Quase dois anos após atravessar a “ponte que separa as duas vidas — a vida da Terra e a vida espiritual” Alex transmitiu, em sua comovente carta mediúnica, muita paz e esclarecimento aos seus familiares, residentes na Capital paulista. A desencarnação do jovem, aos 13 de julho de 1982, havia sido totalmente inesperada, traumatizando toda a família, pois foi encontrado morto na rua, quando caminhava da praia à casinha de seu pai, ande se hospedava, em Caraguatatuba, SP.

Daí ter sido levado ao necrotério da localidade, para posterior autópsia. Esses momentos são relembrados em sua mensagem, quando conta que chegou a ver seu próprio corpo inerte, colocado numa mesa de pedra, espantando-se com tal dualidade, porque imaginava que era vítima de uma crise cataléptica.

Útil também para os estudiosos é a narrativa do jovem quanto ao esforço de adaptação dispendido no uso de órgãos perispirituais, quando ainda convalescente da desencarnação.

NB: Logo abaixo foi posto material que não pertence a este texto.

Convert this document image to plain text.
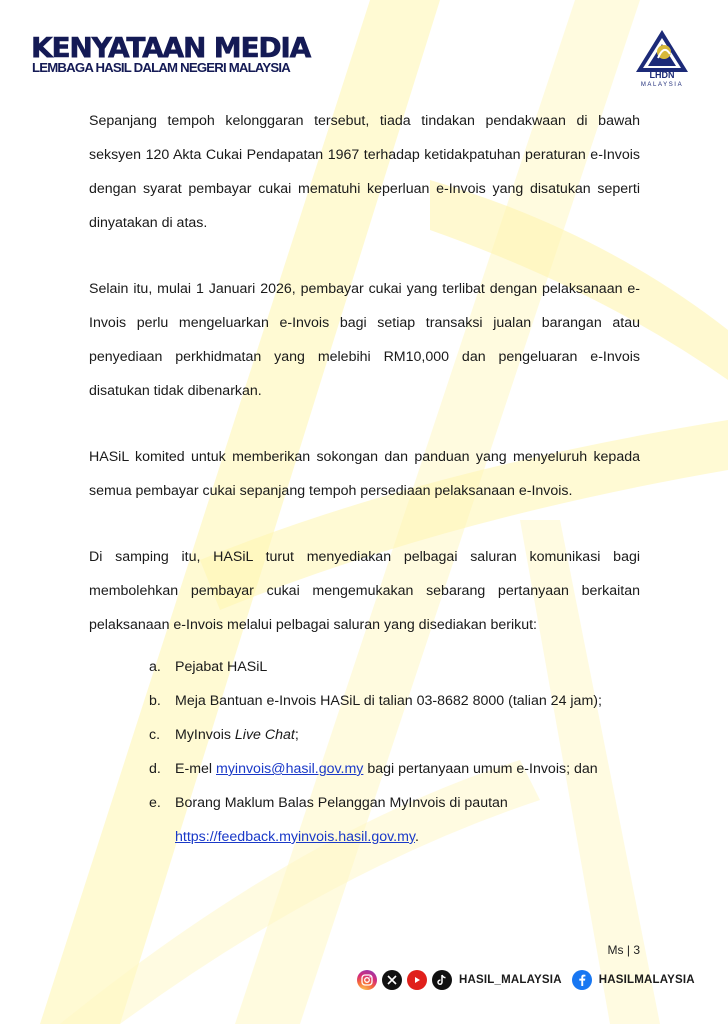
KENYATAAN MEDIA
LEMBAGA HASIL DALAM NEGERI MALAYSIA	LHDN
MALAYSIA

Sepanjang tempoh kelonggaran tersebut, tiada tindakan pendakwaan di bawah seksyen 120 Akta Cukai Pendapatan 1967 terhadap ketidakpatuhan peraturan e-Invois dengan syarat pembayar cukai mematuhi keperluan e-Invois yang disatukan seperti dinyatakan di atas.

Selain itu, mulai 1 Januari 2026, pembayar cukai yang terlibat dengan pelaksanaan e-Invois perlu mengeluarkan e-Invois bagi setiap transaksi jualan barangan atau penyediaan perkhidmatan yang melebihi RM10,000 dan pengeluaran e-Invois disatukan tidak dibenarkan.

HASiL komited untuk memberikan sokongan dan panduan yang menyeluruh kepada semua pembayar cukai sepanjang tempoh persediaan pelaksanaan e-Invois.

Di samping itu, HASiL turut menyediakan pelbagai saluran komunikasi bagi membolehkan pembayar cukai mengemukakan sebarang pertanyaan berkaitan pelaksanaan e-Invois melalui pelbagai saluran yang disediakan berikut:

a. Pejabat HASiL
b. Meja Bantuan e-Invois HASiL di talian 03-8682 8000 (talian 24 jam);
c. MyInvois Live Chat;
d. E-mel myinvois@hasil.gov.my bagi pertanyaan umum e-Invois; dan
e. Borang Maklum Balas Pelanggan MyInvois di pautan
https://feedback.myinvois.hasil.gov.my.
Ms | 3
HASIL_MALAYSIA	HASILMALAYSIA
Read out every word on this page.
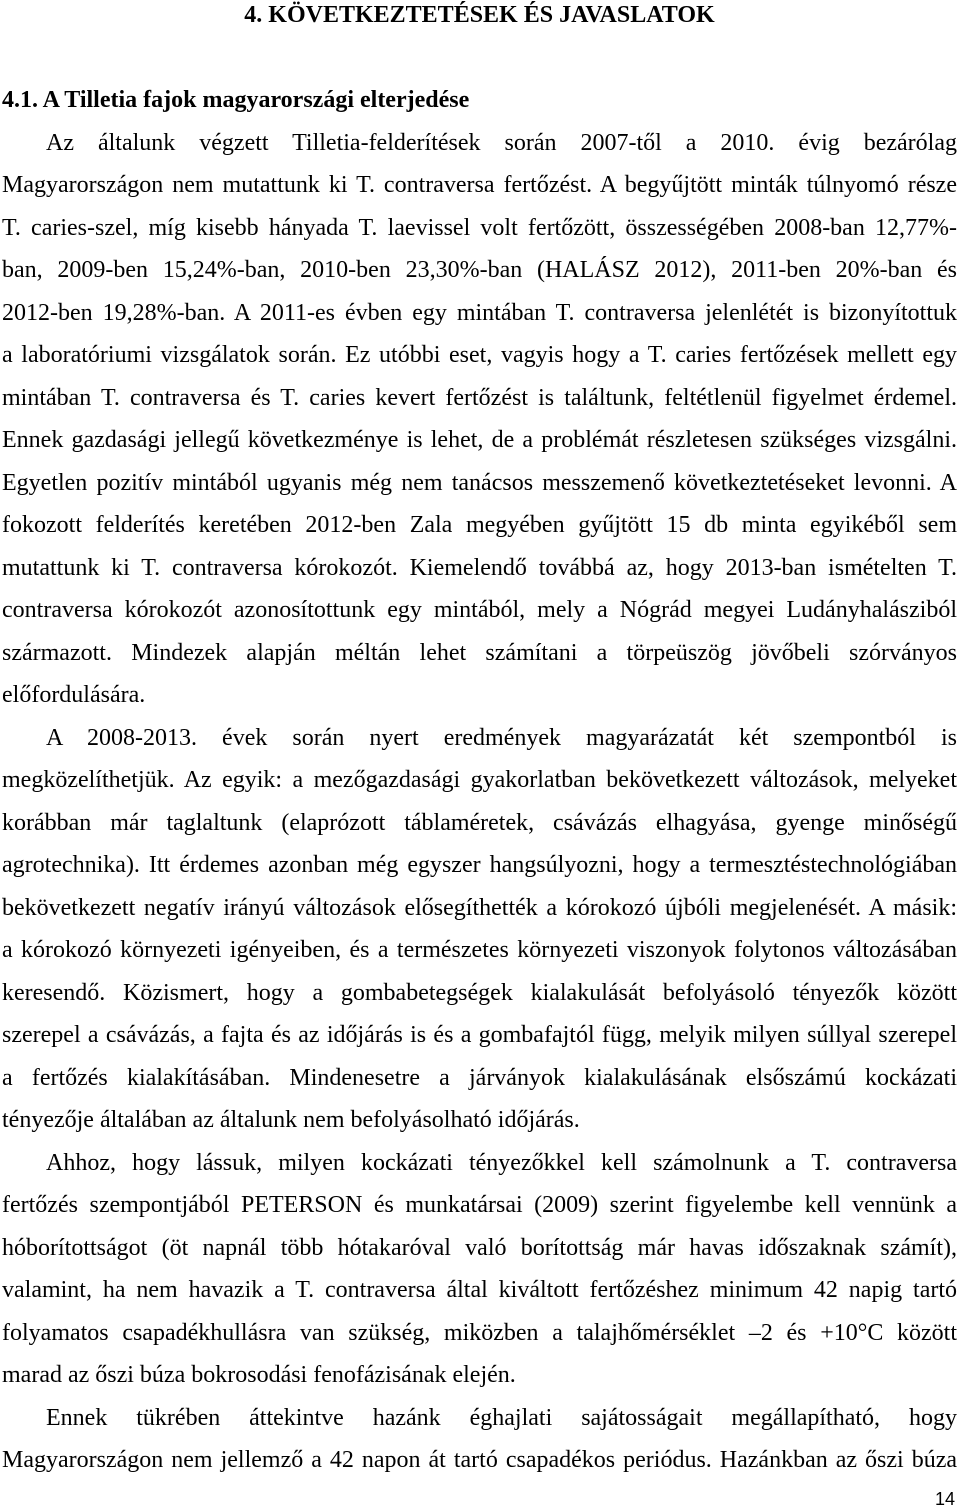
4. KÖVETKEZTETÉSEK ÉS JAVASLATOK
4.1. A Tilletia fajok magyarországi elterjedése
Az általunk végzett Tilletia-felderítések során 2007-től a 2010. évig bezárólag
Magyarországon nem mutattunk ki T. contraversa fertőzést. A begyűjtött minták túlnyomó része
T. caries-szel, míg kisebb hányada T. laevissel volt fertőzött, összességében 2008-ban 12,77%-
ban, 2009-ben 15,24%-ban, 2010-ben 23,30%-ban (HALÁSZ 2012), 2011-ben 20%-ban és
2012-ben 19,28%-ban. A 2011-es évben egy mintában T. contraversa jelenlétét is bizonyítottuk
a laboratóriumi vizsgálatok során. Ez utóbbi eset, vagyis hogy a T. caries fertőzések mellett egy
mintában T. contraversa és T. caries kevert fertőzést is találtunk, feltétlenül figyelmet érdemel.
Ennek gazdasági jellegű következménye is lehet, de a problémát részletesen szükséges vizsgálni.
Egyetlen pozitív mintából ugyanis még nem tanácsos messzemenő következtetéseket levonni. A
fokozott felderítés keretében 2012-ben Zala megyében gyűjtött 15 db minta egyikéből sem
mutattunk ki T. contraversa kórokozót. Kiemelendő továbbá az, hogy 2013-ban ismételten T.
contraversa kórokozót azonosítottunk egy mintából, mely a Nógrád megyei Ludányhalásziból
származott. Mindezek alapján méltán lehet számítani a törpeüszög jövőbeli szórványos
előfordulására.
A 2008-2013. évek során nyert eredmények magyarázatát két szempontból is
megközelíthetjük. Az egyik: a mezőgazdasági gyakorlatban bekövetkezett változások, melyeket
korábban már taglaltunk (elaprózott táblaméretek, csávázás elhagyása, gyenge minőségű
agrotechnika). Itt érdemes azonban még egyszer hangsúlyozni, hogy a termesztéstechnológiában
bekövetkezett negatív irányú változások elősegíthették a kórokozó újbóli megjelenését. A másik:
a kórokozó környezeti igényeiben, és a természetes környezeti viszonyok folytonos változásában
keresendő. Közismert, hogy a gombabetegségek kialakulását befolyásoló tényezők között
szerepel a csávázás, a fajta és az időjárás is és a gombafajtól függ, melyik milyen súllyal szerepel
a fertőzés kialakításában. Mindenesetre a járványok kialakulásának elsőszámú kockázati
tényezője általában az általunk nem befolyásolható időjárás.
Ahhoz, hogy lássuk, milyen kockázati tényezőkkel kell számolnunk a T. contraversa
fertőzés szempontjából PETERSON és munkatársai (2009) szerint figyelembe kell vennünk a
hóborítottságot (öt napnál több hótakaróval való borítottság már havas időszaknak számít),
valamint, ha nem havazik a T. contraversa által kiváltott fertőzéshez minimum 42 napig tartó
folyamatos csapadékhullásra van szükség, miközben a talajhőmérséklet –2 és +10°C között
marad az őszi búza bokrosodási fenofázisának elején.
Ennek tükrében áttekintve hazánk éghajlati sajátosságait megállapítható, hogy
Magyarországon nem jellemző a 42 napon át tartó csapadékos periódus. Hazánkban az őszi búza
14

Eis a interessante carta de Alex:


CARTA DE ALEXANDRE AUGUSTO (Alex) n


1 Querido papai Jules, associo a mãezinha Elvira ao coração e peço-lhes me abençoem. 2 Tenho seguido o seu caminho de saudades e de amor que ficou sendo igualmente o meu. 3 Compreendo o impacto daquela retirada do meu corpo físico. 4 Hoje, tudo compreendo, gastei tempo para isso, porquanto não é fácil deixar o sonho da vida física, quando a gente está sonhando com muitas realizações. 5 Sonho da vida física, para seu filho agora, é tudo o que constitui a paisagem da experiência humana, porquanto, mentores amigos me esclareceram de tal modo que entendo a realidade no reverso de todos os quadros da vida no mundo que deixei às pressas.

6 Quando alinho estas referências, não posso me gabar de qualquer pretensão, porque foi muito gota-a-gota que o conhecimento relativo das situações humanas me penetrou a cabeça. 7 Primeiro, foi o pesadelo trançado em sofrimentos sem nome. 8 Senti o coração parar no peito, ao modo de um motor que se apaga em plena marcha do carro. Quis reagir, recalcitrar, mas onde a energia para isso?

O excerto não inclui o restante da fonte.